The wheels of regulation mire in swampy muck, so it was thirty years later when the SEC finally got around to fulfilling the vision (no longer needed, in my view) Congress saw in 1975.  Enter Reg NMS.

The regulation has four pillars.  First, exchanges must ensure that stocks trade only at a single national best price (the Order Protection Rule). Second, the SEC – and this is the essence of the Fee Pilot – capped (the SEC said “harmonized”) what exchanges could charge so nobody would be priced out of access (The Access Rule) to stock quotes. It also required a spread between the bid to buy and offer to sell. No locked (same bid, offer) or crossed (higher bid than offer) markets.

Third, the law prohibited stock-quotes (unless under $1 in value) in increments of less than one penny (in effect, guaranteeing speculative traders a profit, because while quotes are in pennies, trades are often in far smaller increments at variations of midpoints) so every stock would have a bid and offer separated by at least a penny.

Finally, the law changed how revenue from data (Market Data Rules) would be allocated.

Reg NMS was implemented in 2007.

I think a legal case could have been made that both decimalization and Reg NMS six years later were unconstitutional. Nowhere does our governing charter give Congress the power to set prices and commandeer property not for public use.

Yet it did so by forcing exchanges to share what before had been proprietary intellectual property – data – and setting what they could charge for services. So how ironic is it that now exchanges are suing to keep this structure?
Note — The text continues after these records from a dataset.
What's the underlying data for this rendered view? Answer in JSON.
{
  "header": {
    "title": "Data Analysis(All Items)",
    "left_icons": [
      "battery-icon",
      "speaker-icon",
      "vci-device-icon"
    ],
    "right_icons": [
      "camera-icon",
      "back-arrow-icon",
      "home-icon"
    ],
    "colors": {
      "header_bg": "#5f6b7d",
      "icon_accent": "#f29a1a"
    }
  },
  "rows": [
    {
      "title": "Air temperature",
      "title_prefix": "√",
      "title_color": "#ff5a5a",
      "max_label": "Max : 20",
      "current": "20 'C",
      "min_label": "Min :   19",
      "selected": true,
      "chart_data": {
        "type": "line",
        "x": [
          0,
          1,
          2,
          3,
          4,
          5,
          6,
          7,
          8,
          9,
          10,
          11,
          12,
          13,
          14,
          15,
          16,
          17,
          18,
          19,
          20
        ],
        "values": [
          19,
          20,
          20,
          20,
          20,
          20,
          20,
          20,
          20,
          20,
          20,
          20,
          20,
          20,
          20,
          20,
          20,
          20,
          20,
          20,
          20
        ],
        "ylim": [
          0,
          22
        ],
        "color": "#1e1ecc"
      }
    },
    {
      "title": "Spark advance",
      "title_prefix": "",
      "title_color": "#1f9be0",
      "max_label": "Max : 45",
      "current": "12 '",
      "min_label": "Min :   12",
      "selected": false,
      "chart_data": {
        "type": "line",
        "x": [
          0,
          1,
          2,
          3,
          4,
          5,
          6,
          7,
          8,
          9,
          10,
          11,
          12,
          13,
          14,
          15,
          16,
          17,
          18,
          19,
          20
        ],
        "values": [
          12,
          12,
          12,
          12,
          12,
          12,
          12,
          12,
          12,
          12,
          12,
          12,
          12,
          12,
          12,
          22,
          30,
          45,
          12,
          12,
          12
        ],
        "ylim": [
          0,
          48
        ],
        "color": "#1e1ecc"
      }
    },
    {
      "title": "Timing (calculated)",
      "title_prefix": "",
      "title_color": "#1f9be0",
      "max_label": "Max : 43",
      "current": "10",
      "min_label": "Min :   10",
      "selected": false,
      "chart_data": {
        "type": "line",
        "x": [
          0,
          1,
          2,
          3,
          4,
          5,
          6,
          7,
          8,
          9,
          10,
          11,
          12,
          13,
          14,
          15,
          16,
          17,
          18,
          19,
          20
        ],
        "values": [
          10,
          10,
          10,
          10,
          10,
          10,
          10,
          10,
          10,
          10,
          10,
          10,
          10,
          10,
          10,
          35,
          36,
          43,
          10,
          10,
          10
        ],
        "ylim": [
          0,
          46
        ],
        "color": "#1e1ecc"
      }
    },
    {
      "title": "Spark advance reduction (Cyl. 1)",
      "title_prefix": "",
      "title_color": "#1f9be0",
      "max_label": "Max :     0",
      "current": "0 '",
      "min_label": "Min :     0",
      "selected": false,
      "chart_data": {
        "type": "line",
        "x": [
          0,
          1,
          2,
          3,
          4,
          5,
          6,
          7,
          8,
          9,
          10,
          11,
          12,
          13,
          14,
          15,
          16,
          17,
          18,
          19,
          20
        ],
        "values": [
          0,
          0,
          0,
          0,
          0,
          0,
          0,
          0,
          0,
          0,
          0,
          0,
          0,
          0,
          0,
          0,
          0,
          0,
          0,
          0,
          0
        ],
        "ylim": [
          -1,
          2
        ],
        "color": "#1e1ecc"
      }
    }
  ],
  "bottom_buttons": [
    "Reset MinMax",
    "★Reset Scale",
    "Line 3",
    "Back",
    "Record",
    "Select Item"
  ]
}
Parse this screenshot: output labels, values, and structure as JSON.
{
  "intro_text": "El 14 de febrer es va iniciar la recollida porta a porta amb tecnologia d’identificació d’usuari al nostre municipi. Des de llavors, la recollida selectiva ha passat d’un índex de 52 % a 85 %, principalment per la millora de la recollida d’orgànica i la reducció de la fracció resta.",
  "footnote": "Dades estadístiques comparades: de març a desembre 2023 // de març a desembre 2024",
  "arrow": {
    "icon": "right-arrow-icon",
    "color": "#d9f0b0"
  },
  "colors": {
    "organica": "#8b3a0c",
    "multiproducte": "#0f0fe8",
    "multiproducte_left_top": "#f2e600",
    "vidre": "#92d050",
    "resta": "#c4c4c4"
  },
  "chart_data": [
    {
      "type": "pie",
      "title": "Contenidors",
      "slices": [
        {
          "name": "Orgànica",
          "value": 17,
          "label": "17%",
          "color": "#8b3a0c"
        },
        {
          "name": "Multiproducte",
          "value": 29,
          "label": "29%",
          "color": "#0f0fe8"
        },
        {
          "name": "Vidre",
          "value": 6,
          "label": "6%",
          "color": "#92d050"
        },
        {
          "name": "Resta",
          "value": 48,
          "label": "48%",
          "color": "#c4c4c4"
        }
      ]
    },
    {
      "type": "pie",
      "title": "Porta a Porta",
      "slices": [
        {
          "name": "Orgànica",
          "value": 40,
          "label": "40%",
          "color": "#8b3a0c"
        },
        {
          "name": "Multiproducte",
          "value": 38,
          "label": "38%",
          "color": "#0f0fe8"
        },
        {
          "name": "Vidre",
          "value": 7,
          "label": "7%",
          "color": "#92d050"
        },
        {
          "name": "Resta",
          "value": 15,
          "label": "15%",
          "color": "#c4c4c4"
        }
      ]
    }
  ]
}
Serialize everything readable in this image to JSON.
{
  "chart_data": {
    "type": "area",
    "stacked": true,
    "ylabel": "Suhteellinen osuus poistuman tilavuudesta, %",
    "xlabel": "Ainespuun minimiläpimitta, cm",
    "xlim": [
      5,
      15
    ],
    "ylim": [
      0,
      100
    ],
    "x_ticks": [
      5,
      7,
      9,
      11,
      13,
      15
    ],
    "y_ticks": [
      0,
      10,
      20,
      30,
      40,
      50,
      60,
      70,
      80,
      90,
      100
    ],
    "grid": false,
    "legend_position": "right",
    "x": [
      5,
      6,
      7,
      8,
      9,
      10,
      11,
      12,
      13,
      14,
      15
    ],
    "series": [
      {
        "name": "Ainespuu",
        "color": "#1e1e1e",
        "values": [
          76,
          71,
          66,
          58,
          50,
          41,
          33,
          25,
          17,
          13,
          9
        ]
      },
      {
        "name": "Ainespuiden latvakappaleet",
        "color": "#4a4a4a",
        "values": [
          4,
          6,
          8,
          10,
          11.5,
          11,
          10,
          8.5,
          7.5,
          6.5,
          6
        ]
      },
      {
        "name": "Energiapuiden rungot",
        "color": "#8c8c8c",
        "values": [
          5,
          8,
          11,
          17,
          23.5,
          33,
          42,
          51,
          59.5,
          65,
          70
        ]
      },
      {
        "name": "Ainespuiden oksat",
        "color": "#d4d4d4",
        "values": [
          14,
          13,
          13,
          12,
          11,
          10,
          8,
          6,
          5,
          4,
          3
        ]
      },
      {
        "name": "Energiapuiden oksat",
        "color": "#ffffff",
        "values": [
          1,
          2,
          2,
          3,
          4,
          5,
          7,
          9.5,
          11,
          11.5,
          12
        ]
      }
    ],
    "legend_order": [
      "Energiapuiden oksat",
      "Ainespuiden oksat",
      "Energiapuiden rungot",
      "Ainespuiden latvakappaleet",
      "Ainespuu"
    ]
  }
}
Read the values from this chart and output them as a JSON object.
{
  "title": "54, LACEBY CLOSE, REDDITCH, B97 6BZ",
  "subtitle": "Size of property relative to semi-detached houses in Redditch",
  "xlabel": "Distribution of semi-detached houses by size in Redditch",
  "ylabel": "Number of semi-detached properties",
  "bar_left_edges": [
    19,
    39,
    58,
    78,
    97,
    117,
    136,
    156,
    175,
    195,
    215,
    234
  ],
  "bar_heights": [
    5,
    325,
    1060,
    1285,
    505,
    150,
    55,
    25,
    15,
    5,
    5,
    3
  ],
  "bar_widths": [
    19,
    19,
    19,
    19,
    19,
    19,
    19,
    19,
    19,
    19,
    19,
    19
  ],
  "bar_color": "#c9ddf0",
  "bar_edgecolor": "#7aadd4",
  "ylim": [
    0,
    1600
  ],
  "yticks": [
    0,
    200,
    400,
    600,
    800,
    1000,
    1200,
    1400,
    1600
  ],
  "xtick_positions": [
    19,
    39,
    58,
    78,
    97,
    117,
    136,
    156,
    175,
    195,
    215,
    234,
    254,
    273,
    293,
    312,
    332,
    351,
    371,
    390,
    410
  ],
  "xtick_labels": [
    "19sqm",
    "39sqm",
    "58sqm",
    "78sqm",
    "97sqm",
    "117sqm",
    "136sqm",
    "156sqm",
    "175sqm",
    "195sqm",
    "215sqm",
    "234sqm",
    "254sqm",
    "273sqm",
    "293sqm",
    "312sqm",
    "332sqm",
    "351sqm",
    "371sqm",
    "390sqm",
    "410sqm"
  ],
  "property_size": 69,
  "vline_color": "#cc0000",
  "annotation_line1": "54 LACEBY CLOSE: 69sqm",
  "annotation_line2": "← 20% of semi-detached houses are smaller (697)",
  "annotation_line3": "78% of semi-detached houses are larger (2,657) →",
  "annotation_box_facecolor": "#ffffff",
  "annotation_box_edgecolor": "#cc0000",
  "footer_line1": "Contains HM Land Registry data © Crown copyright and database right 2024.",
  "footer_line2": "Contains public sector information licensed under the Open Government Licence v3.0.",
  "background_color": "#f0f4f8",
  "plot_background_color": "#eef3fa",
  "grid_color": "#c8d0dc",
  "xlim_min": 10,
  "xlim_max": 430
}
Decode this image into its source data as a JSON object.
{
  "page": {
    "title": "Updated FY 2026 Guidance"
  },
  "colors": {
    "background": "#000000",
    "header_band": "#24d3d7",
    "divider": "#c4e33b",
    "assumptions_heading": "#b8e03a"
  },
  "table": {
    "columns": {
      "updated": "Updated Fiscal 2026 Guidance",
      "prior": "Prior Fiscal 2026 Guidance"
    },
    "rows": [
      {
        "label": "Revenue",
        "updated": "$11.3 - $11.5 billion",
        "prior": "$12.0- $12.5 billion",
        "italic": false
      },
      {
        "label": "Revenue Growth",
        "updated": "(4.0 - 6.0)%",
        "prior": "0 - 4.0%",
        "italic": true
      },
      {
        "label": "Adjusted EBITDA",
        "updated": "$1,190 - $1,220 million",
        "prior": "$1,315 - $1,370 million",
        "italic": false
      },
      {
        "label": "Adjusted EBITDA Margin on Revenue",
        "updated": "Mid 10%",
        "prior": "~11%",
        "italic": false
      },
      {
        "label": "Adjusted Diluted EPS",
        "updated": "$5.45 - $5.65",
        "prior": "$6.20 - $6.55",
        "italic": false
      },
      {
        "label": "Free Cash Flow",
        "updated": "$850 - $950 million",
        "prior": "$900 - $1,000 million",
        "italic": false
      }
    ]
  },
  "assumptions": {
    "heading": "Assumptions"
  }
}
Not ironic at all when you realize that big exchange groups (the newest entrant IEX is not suing, supports the fee pilot, and didn’t build business on data and technology services) have exploded in size, profits, revenues and influence under Reg NMS.

Humans are an intelligent species. We adapt. The exchanges discovered that they could pay traders to set the bid and offer, and sell the data generated in that process – and then sell all kinds of services for using that data effectively.  Genius!

The pilot plan threatens this construct.

You’ll read that the concern is brokers routing trades for payments instead of where it’s best. That’s to me a red herring.

We oppose prices set by participants wanting to own nothing. They distort fair value, supply, demand, and borrowing. If you use our analytics, you know it’s 44% of trading volume directly, and over 70% indirectly (we calculate that 94% of SPY volume is arbitrage).

If half the volume is intermediation, the market is a mess.

The stock market is supposed to match investors and public companies. Reg NMS derailed the market’s central purpose. That’s my opinion. Predicated on data. I run a technology firm that for the entirety of the Reg NMS regime has measured the collapse of rational thought and capital-formation consequent to this regulation.

The stock market today is a great place to trade stuff. Exchange Traded Funds have prospered because they’re by law dependent on arbitrage, profiting on different prices for the same things. The regulatory structure requires different prices for the same things.

Let’s summarize what’s occurring. The exchanges have invested billions of dollars to make money under Reg NMS. And they’ve succeeded.

The SEC now realizes that Reg NMS hurts the root purpose of equity capital markets and it wants to test ways to roll back rules promoting short-term trading.

The exchanges are opposed because short-term trading is the very cornerstone of profitable data and technology services.

I don’t fault them.  But come on, guys. The SEC has finally seen how the market has devolved into a laser light show of speculation and fleeting intermediary profiteering that has pushed meaningful capital-formation into private equity.

That in turn defrauds mom and pop investors of the Intel Effect (I don’t have to explain it), and my profession, investor relations, of a thriving job market.

Could we run this test, please, and see what happens, exchanges?